Ricordando Antonino Agostino e Ida Castelluccio

Il caso di Antonino Agostino rappresenta uno dei più intricati misteri di Palermo e dei suoi omicidi di mafia. Antonino Agostino, detto Nino, era noto come “il cacciatore di latitanti”. Agente della questura di Palermo, stava indagando sul fallito attentato al giudice Giovanni Falcone sulla spiaggia dell’Addaura, dove era stato abbandonato un borsone contenente tritolo. Probabilmente a causa di importanti scoperte sul caso, qualcuno aveva deciso di eliminarlo.

Il 5 agosto 1989, mentre si trovava con la moglie Ida Castelluccio, a Villagrazia di Carini, sulla porta della villa di famiglia, i due furono raggiunti da una serie di colpi sparati da sicari in motocicletta.

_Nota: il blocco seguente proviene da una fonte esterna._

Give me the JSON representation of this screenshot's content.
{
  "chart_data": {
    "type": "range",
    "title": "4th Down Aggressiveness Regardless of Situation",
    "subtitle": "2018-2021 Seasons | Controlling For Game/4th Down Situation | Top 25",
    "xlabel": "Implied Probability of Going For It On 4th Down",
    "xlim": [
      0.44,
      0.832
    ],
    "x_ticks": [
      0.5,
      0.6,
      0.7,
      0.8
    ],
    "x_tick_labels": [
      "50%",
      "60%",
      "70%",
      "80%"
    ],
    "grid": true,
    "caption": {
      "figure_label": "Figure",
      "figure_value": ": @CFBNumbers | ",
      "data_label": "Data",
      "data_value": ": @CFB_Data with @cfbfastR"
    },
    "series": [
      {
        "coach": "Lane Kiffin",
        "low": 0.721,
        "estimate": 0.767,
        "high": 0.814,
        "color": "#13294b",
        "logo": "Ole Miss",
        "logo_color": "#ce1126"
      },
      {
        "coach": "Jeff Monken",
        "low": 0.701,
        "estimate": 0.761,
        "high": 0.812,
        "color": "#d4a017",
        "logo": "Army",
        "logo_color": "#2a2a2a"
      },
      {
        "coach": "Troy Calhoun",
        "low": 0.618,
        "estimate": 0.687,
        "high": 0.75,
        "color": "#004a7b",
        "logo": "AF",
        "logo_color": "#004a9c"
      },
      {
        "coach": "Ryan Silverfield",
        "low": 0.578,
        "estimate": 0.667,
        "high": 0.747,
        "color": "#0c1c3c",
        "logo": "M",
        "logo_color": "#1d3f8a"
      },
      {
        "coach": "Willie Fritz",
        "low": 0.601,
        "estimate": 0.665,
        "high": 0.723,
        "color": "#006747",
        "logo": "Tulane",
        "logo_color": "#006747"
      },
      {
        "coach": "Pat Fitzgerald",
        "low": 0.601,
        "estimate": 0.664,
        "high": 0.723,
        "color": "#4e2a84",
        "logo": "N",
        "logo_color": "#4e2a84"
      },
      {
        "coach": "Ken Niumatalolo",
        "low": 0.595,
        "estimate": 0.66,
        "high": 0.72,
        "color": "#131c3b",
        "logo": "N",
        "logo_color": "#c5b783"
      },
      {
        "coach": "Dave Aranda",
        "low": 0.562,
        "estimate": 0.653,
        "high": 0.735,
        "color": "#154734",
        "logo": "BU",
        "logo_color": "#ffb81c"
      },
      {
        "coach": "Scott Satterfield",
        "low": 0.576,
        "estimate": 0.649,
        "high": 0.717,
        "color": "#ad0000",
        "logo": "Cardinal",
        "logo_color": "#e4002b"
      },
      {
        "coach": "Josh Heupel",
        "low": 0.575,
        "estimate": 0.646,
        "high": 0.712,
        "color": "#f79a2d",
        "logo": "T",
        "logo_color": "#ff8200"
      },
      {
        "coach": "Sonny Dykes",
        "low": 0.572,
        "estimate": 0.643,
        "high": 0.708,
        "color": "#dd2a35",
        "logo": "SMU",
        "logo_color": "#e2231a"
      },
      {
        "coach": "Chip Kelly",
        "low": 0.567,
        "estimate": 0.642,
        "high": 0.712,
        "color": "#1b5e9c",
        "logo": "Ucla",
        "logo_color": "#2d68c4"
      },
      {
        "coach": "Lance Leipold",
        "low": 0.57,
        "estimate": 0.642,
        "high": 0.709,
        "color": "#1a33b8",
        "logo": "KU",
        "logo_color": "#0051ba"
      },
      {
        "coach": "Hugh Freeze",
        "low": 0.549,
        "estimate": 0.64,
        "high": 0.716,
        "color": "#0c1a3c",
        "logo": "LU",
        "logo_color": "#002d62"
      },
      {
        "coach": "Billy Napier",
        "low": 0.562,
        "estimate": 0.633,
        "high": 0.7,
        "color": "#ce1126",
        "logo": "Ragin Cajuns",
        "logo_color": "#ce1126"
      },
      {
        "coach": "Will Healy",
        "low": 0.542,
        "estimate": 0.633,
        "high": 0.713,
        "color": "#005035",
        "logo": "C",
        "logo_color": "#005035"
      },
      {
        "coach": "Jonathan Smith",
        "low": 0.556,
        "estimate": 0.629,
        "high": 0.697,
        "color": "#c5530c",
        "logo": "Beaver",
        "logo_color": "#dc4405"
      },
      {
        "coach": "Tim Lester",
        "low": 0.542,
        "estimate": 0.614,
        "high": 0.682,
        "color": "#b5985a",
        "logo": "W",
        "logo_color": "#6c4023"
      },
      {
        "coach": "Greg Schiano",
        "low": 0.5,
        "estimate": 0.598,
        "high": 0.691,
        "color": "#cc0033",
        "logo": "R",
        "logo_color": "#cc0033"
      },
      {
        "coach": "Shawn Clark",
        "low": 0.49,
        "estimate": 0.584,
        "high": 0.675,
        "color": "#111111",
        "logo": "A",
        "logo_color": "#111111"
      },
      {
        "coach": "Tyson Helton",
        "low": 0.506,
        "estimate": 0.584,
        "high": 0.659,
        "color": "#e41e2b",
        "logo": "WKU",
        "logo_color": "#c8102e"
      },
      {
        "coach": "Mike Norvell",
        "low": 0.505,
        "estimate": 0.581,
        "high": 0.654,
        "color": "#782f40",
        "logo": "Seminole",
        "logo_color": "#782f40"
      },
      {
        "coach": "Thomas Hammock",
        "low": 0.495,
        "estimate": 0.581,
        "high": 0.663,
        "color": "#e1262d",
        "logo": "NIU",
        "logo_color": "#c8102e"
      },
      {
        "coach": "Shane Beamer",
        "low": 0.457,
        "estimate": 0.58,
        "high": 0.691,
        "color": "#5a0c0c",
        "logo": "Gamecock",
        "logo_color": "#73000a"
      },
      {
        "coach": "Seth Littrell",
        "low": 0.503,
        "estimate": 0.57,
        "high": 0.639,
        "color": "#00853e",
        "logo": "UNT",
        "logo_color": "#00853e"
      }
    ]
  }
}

I familiari accorsero immediatamente, ma Antonino e Ida, sposati da solo un mese e in attesa di un figlio, erano già morti. La polizia seguì dapprima, ingenuamente e colpevolmente, la pista passionale, nonostante la notte stessa dell’omicidio, dalla casa dei coniugi fossero spariti misteriosamente alcuni appunti di Nino sulle indagini dell’Addaura.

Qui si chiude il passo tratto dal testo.